Ein seltsamer Ausdruck huschte über Eves Gesicht. Die Erinnerung an Jamies Beerdigung hämmerte unbarmherzig und schmerzhaft gegen das Innere ihres Kopfes. „Du ... du bist verrückt. Ich wusste es von Anfang an."

„Wenn das so ist, wieso bist du dann mit mir mitgegangen?"

„Du hast mich in Bedrängnis gebracht."

„Das war erst später."

„Du und deine dämonischen Fähigkeiten! Wer weiß, vielleicht hast du mich die ganze Zeit schon manipuliert." Etwas, das Nate nie tun würde, wie Eve schnell im Hinterkopf notierte. Der Kontrast zwischen ihm und Dave wurde immer augenscheinlicher. Nate war ein Kumpel, bei dem man sich guten Gewissens fallenlassen konnte. Seine langen Wimpern und das verwegen getragene schwarze Haar umschmeichelten sein schönes Gesicht in einer Weise, die jede Frau schwach werden ließ. Trotzdem brauchte man bei ihm keine Angst zu haben, hintergangen zu werden. Dave war ganz anders. Er sah auch gut aus, war jedoch verschlagen und kreuzte immer dann auf, wenn man ihn nicht brauchte. Eve wurde das Gefühl nicht los, dass sie jedes Mal, wenn er den Mund aufmachte, die betörende Flöte des Rattenfängers hörte. Nur wollte sie nicht länger die Ratte sein.

„Nenn mich, wie du willst. Ich bin nicht empfindlich."

Eve zögerte ihre Antwort hinaus. Ihr widerstrebte die Vorstellung, sich in Daves Obhut zu begeben. Andererseits wollte sie auf der Suche nach ihrer Bestimmung nicht verloren gehen. Sie hatte einige rätselhafte Dinge erlebt, die ihr niemand erklären konnte. Dave war bisher der Einzige, der sich in dieser Materie auskannte. „Na schön", sagte sie steif. „Wo geht es hin? Glaub ja nicht, ich setz mich neben dich in die Straßenbahn. Am besten wird sein, wir treffen uns dort."

„So schnell wirst du mich nicht los, Wildkatze. Aber wenn es dir so peinlich ist, mit mir gesehen zu werden, kann ich dich beruhigen. Ich habe ein Auto."

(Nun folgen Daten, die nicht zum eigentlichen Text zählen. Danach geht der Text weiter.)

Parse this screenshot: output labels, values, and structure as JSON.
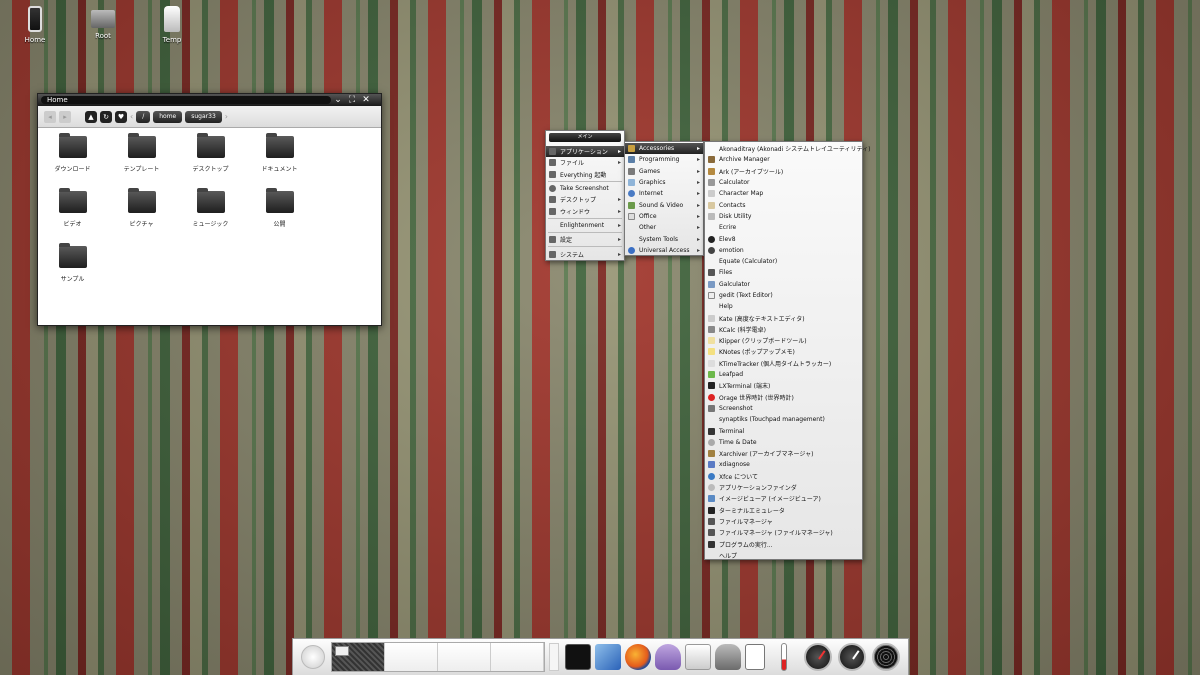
{
  "desktop_icons": [
    {
      "label": "Home",
      "icon": "trash-icon"
    },
    {
      "label": "Root",
      "icon": "laptop-icon"
    },
    {
      "label": "Temp",
      "icon": "drive-icon"
    }
  ],
  "file_manager": {
    "title": "Home",
    "breadcrumbs": [
      "/",
      "home",
      "sugar33"
    ],
    "folders": [
      "ダウンロード",
      "テンプレート",
      "デスクトップ",
      "ドキュメント",
      "ビデオ",
      "ピクチャ",
      "ミュージック",
      "公開",
      "サンプル"
    ]
  },
  "main_menu": {
    "title": "メイン",
    "items": [
      {
        "label": "アプリケーション",
        "submenu": true,
        "highlighted": true
      },
      {
        "label": "ファイル",
        "submenu": true
      },
      {
        "label": "Everything 起動",
        "submenu": false
      },
      {
        "separator": true
      },
      {
        "label": "Take Screenshot",
        "submenu": false
      },
      {
        "label": "デスクトップ",
        "submenu": true
      },
      {
        "label": "ウィンドウ",
        "submenu": true
      },
      {
        "separator": true
      },
      {
        "label": "Enlightenment",
        "submenu": true
      },
      {
        "separator": true
      },
      {
        "label": "設定",
        "submenu": true
      },
      {
        "separator": true
      },
      {
        "label": "システム",
        "submenu": true
      }
    ]
  },
  "category_menu": {
    "items": [
      {
        "label": "Accessories",
        "highlighted": true
      },
      {
        "label": "Programming"
      },
      {
        "label": "Games"
      },
      {
        "label": "Graphics"
      },
      {
        "label": "Internet"
      },
      {
        "label": "Sound & Video"
      },
      {
        "label": "Office"
      },
      {
        "label": "Other"
      },
      {
        "label": "System Tools"
      },
      {
        "label": "Universal Access"
      }
    ]
  },
  "accessories_menu": {
    "items": [
      "Akonaditray (Akonadi システムトレイユーティリティ)",
      "Archive Manager",
      "Ark (アーカイブツール)",
      "Calculator",
      "Character Map",
      "Contacts",
      "Disk Utility",
      "Ecrire",
      "Elev8",
      "emotion",
      "Equate (Calculator)",
      "Files",
      "Galculator",
      "gedit (Text Editor)",
      "Help",
      "Kate (高度なテキストエディタ)",
      "KCalc (科学電卓)",
      "Klipper (クリップボードツール)",
      "KNotes (ポップアップメモ)",
      "KTimeTracker (個人用タイムトラッカー)",
      "Leafpad",
      "LXTerminal (端末)",
      "Orage 世界時計 (世界時計)",
      "Screenshot",
      "synaptiks (Touchpad management)",
      "Terminal",
      "Time & Date",
      "Xarchiver (アーカイブマネージャ)",
      "xdiagnose",
      "Xfce について",
      "アプリケーションファインダ",
      "イメージビューア (イメージビューア)",
      "ターミナルエミュレータ",
      "ファイルマネージャ",
      "ファイルマネージャ (ファイルマネージャ)",
      "プログラムの実行...",
      "ヘルプ"
    ]
  },
  "dock": {
    "pages": 4,
    "apps": [
      "terminal-icon",
      "image-viewer-icon",
      "firefox-icon",
      "pidgin-icon",
      "chat-icon",
      "gimp-icon",
      "document-icon"
    ],
    "gauges": [
      "thermometer-icon",
      "cpu-gauge-icon",
      "clock-gauge-icon",
      "network-rings-icon"
    ]
  }
}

Eves Begeisterung hielt sich in Grenzen. Es war nicht Daves Auto, sondern Jamies, das am Straßenrand parkte. Sie erkannte es sofort wieder, denn in einer peniblen Stadt wie Whitehurst Bay gab es nicht viele fünfzig Jahre alte Rostlauben, von denen die verschiedensten Schichten des Lacks abblätterten. Die Karre war in so schlechtem Zustand, dass Eve nicht einmal sagen konnte, von welchen Herstellern die einzelnen Teile dafür stammten.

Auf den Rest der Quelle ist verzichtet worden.